Back when he was an A.V. Club staffer, Rabin used the phrase “Manic Pixie Dream Girl” in a 2007 essay to slam Kirsten Dunst’s character in the Cameron Crowe movie Elizabethtown. The rest is history, with The A.V. Club themselves doing an Inventory feature looking at Manic Pixie Dream Girls through the ages, everyone from Annie Hall to Zooey Deschanel to perhaps most notably, Natalie Portman in Garden State.
Rabin has been amazed at the phrase’s spread online, including its many incarnations. The Dissolve even went so far as to refer to The Fault in Our Stars‘ Augustus Waters as a sort of Manic Pixie Dream Guy. But he’s now admitted that the phrase itself has not only become a cliche, but a term that’s arguably as diminutive toward women as the character trope it was once trying to criticize.
“I coined the phrase to call out cultural sexism and to make it harder for male writers to posit reductive, condescending male fantasies of ideal women as realistic characters. But I looked on queasily as the phrase was increasingly accused of being sexist itself,” Rabin wrote in the piece.

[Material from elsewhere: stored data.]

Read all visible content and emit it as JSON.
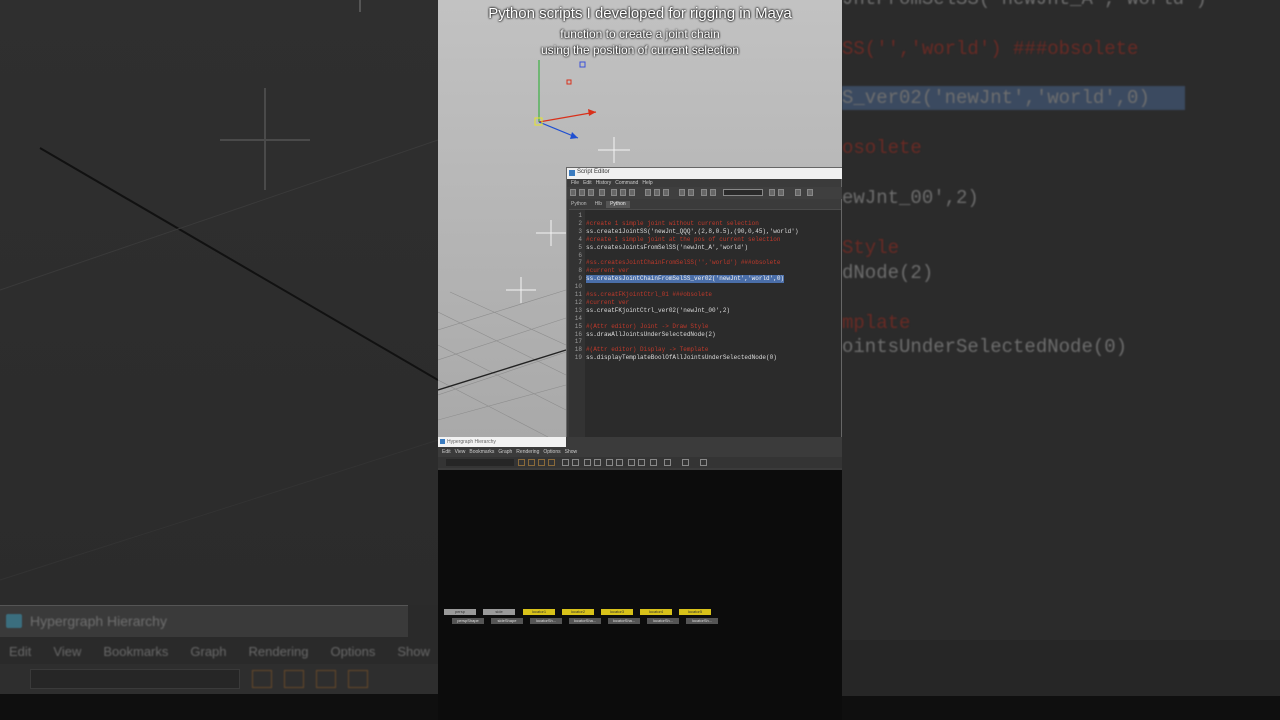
{
  "video_caption": {
    "line1": "Python scripts I developed for rigging in Maya",
    "line2": "function to create a joint chain",
    "line3": "using the position of current selection"
  },
  "left_background": {
    "panel_title": "Hypergraph Hierarchy",
    "menu": [
      "Edit",
      "View",
      "Bookmarks",
      "Graph",
      "Rendering",
      "Options",
      "Show"
    ]
  },
  "right_background": {
    "lines": [
      {
        "text": "JntFromSelSS('newJnt_A','world')",
        "style": "white"
      },
      {
        "text": "SS('','world') ###obsolete",
        "style": "red"
      },
      {
        "text": "S_ver02('newJnt','world',0)",
        "style": "white"
      },
      {
        "text": "osolete",
        "style": "red"
      },
      {
        "text": "ewJnt_00',2)",
        "style": "white"
      },
      {
        "text": "Style",
        "style": "red"
      },
      {
        "text": "dNode(2)",
        "style": "white"
      },
      {
        "text": "mplate",
        "style": "red"
      },
      {
        "text": "ointsUnderSelectedNode(0)",
        "style": "white"
      }
    ]
  },
  "script_editor": {
    "title": "Script Editor",
    "menu": [
      "File",
      "Edit",
      "History",
      "Command",
      "Help"
    ],
    "tabs": [
      "Python",
      "Hlb",
      "Python"
    ],
    "lines": [
      {
        "n": "1",
        "text": "",
        "type": "code"
      },
      {
        "n": "2",
        "text": "#create 1 simple joint without current selection",
        "type": "cmt"
      },
      {
        "n": "3",
        "text": "ss.create1JointSS('newJnt_QQQ',(2,8,0.5),(90,0,45),'world')",
        "type": "code"
      },
      {
        "n": "4",
        "text": "#create 1 simple joint at the pos of current selection",
        "type": "cmt"
      },
      {
        "n": "5",
        "text": "ss.createsJointsFromSelSS('newJnt_A','world')",
        "type": "code"
      },
      {
        "n": "6",
        "text": "",
        "type": "code"
      },
      {
        "n": "7",
        "text": "#ss.createsJointChainFromSelSS('','world') ###obsolete",
        "type": "cmt"
      },
      {
        "n": "8",
        "text": "#current ver",
        "type": "cmt"
      },
      {
        "n": "9",
        "text": "ss.createsJointChainFromSelSS_ver02('newJnt','world',0)",
        "type": "sel"
      },
      {
        "n": "10",
        "text": "",
        "type": "code"
      },
      {
        "n": "11",
        "text": "#ss.creatFKjointCtrl_01 ###obsolete",
        "type": "cmt"
      },
      {
        "n": "12",
        "text": "#current ver",
        "type": "cmt"
      },
      {
        "n": "13",
        "text": "ss.creatFKjointCtrl_ver02('newJnt_00',2)",
        "type": "code"
      },
      {
        "n": "14",
        "text": "",
        "type": "code"
      },
      {
        "n": "15",
        "text": "#(Attr editor) Joint -> Draw Style",
        "type": "cmt"
      },
      {
        "n": "16",
        "text": "ss.drawAllJointsUnderSelectedNode(2)",
        "type": "code"
      },
      {
        "n": "17",
        "text": "",
        "type": "code"
      },
      {
        "n": "18",
        "text": "#(Attr editor) Display -> Template",
        "type": "cmt"
      },
      {
        "n": "19",
        "text": "ss.displayTemplateBoolOfAllJointsUnderSelectedNode(0)",
        "type": "code"
      }
    ]
  },
  "hypergraph": {
    "title": "Hypergraph Hierarchy",
    "menu": [
      "Edit",
      "View",
      "Bookmarks",
      "Graph",
      "Rendering",
      "Options",
      "Show"
    ],
    "nodes_row1": [
      {
        "label": "persp",
        "color": "gray"
      },
      {
        "label": "side",
        "color": "gray"
      },
      {
        "label": "locator1",
        "color": "yellow"
      },
      {
        "label": "locator2",
        "color": "yellow"
      },
      {
        "label": "locator3",
        "color": "yellow"
      },
      {
        "label": "locator4",
        "color": "yellow"
      },
      {
        "label": "locator5",
        "color": "yellow"
      }
    ],
    "nodes_row2": [
      {
        "label": "perspShape",
        "color": "dark"
      },
      {
        "label": "sideShape",
        "color": "dark"
      },
      {
        "label": "locatorSh...",
        "color": "dark"
      },
      {
        "label": "locatorSha...",
        "color": "dark"
      },
      {
        "label": "locatorSha...",
        "color": "dark"
      },
      {
        "label": "locatorSh...",
        "color": "dark"
      },
      {
        "label": "locatorSh...",
        "color": "dark"
      }
    ]
  },
  "colors": {
    "comment": "#c0392b",
    "selection": "#4a6ea9",
    "locator": "#d8c21a"
  }
}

He talks about how writers like Zoe Kazan and novelist John Green took strong opposition to the idea that a woman who is quirky and unique should be labeled and put into a condescending group of other stereotypes.
“I feel deeply weird, if not downright ashamed, at having created a cliché that has been trotted out again and again in an infinite Internet feedback loop. I understand how someone could read the A.V. Club list of Manic Pixie Dream Girls and be offended by the assertion that a character they deeply love and have an enduring affection for, whether it’s Diane Keaton’s Annie Hall or Katharine Hepburn in Bringing Up Baby, is nothing more than a representation of a sexist trope or some sad dude’s regressive fantasy.”
Rabin is right that although sometimes a useful expression, writers should strive to avoid easy classifications and most certainly avoid sexist ones that serve to only place women into boxes. In his piece, he apologized for ever coining “this unstoppable monster”.
I’d like to join Kazan and Green in calling for the death of the “Patriarchal Lie” of the Manic Pixie Dream Girl trope. I would welcome its erasure from public discourse. I’d applaud an end to articles about its countless different permutations. Let’s all try to write better, more nuanced and multidimensional female characters: women with rich inner lives and complicated emotions and total autonomy, who might strum ukuleles or dance in the rain even when there are no men around to marvel at their free-spiritedness. But in the meantime, Manic Pixies, it’s time to put you to rest.